The guideline suggests considering adrenal crisis as a diagnosis in patients who are currently using or have recently used GCs and have not undergone biochemical testing to exclude GIAI if they present with hemodynamic instability, vomiting, or diarrhea, regardless of the GC type, administration mode, or dose. Patients suspected of having an adrenal crisis should receive treatment with parenteral GCs and fluid resuscitation. The guideline also provides a detailed description of the signs and symptoms of adrenal crisis, potential precipitating factors, and the management of patients at risk of or diagnosed with GIAI who are suspected of experiencing an adrenal crisis.

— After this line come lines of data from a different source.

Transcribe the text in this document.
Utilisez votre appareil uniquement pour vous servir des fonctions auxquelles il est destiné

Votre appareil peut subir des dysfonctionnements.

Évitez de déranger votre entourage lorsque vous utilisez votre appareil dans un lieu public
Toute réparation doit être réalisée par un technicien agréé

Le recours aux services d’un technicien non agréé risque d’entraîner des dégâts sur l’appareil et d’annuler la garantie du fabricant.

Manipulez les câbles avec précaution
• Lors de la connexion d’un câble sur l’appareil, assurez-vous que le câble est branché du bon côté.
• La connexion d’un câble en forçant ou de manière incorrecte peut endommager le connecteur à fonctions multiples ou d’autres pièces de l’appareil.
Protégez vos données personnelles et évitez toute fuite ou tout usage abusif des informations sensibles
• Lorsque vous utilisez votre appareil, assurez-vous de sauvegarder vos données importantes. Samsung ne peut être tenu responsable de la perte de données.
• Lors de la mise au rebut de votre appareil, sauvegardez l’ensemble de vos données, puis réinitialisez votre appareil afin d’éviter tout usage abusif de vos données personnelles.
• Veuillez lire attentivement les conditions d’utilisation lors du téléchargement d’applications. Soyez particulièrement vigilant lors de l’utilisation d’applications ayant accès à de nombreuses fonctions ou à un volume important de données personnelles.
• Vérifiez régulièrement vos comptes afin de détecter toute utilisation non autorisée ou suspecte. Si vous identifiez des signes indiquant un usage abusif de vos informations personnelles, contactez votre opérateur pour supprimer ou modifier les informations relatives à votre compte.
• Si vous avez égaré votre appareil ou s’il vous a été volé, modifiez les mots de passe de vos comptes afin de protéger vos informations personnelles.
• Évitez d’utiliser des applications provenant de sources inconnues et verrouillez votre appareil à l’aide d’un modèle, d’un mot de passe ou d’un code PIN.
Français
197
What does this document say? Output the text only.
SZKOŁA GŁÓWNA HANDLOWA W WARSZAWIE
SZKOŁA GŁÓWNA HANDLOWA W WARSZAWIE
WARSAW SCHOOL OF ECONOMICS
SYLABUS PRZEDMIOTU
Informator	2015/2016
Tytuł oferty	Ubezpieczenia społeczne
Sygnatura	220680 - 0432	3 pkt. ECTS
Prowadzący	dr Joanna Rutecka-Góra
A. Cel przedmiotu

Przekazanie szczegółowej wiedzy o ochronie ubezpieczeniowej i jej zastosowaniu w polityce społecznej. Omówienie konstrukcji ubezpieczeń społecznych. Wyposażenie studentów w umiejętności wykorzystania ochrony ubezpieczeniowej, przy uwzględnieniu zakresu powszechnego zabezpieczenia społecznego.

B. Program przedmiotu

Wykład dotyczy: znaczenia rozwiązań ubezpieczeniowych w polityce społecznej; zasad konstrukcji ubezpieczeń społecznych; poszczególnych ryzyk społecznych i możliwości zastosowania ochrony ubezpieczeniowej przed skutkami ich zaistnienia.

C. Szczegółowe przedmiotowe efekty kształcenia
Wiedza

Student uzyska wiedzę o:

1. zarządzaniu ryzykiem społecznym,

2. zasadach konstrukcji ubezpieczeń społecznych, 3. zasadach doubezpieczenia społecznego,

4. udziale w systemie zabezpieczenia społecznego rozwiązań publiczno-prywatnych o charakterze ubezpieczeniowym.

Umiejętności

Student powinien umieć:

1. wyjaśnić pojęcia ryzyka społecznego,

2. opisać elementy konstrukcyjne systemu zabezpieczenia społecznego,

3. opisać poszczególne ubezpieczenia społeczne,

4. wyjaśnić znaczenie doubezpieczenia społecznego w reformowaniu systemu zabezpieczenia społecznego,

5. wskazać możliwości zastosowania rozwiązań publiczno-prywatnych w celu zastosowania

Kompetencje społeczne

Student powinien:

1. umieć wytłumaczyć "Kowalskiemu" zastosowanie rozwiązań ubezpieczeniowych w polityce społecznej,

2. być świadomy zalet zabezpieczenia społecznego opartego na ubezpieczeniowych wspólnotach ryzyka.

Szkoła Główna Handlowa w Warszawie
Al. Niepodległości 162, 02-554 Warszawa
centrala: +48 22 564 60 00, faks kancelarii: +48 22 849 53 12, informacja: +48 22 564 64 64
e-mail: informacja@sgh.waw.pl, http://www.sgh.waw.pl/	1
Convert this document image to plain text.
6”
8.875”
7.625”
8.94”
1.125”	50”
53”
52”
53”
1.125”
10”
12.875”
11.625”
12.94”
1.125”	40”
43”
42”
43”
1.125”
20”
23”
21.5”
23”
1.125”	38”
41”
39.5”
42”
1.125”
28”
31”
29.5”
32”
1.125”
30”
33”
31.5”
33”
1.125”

Limitations and future research directions
Most of these recommendations have low or very low levels of evidence. Further research is needed to determine the true risk of clinical adrenal crisis and AI, identify the morbidity and mortality associated with GIAI, and establish risk factors for AI. It will be necessary to improve our understanding of GC withdrawal, develop specific and predictive tests and follow-up parameters to identify at-risk patients, identify better GCs with less impact on HPA axis suppression and an improved adverse effect profile, and harmonize cortisol assays using mass spectrometry.
Conclusion
In conclusion, this joint clinical guideline is a comprehensive resource for clinicians managing patients on long-term GC therapy. It provides guidance on tapering, monitoring, and managing GIAI, while emphasizing patient education and safety.
Notes
CONFLICTS OF INTEREST
No potential conflict of interest relevant to this article was reported.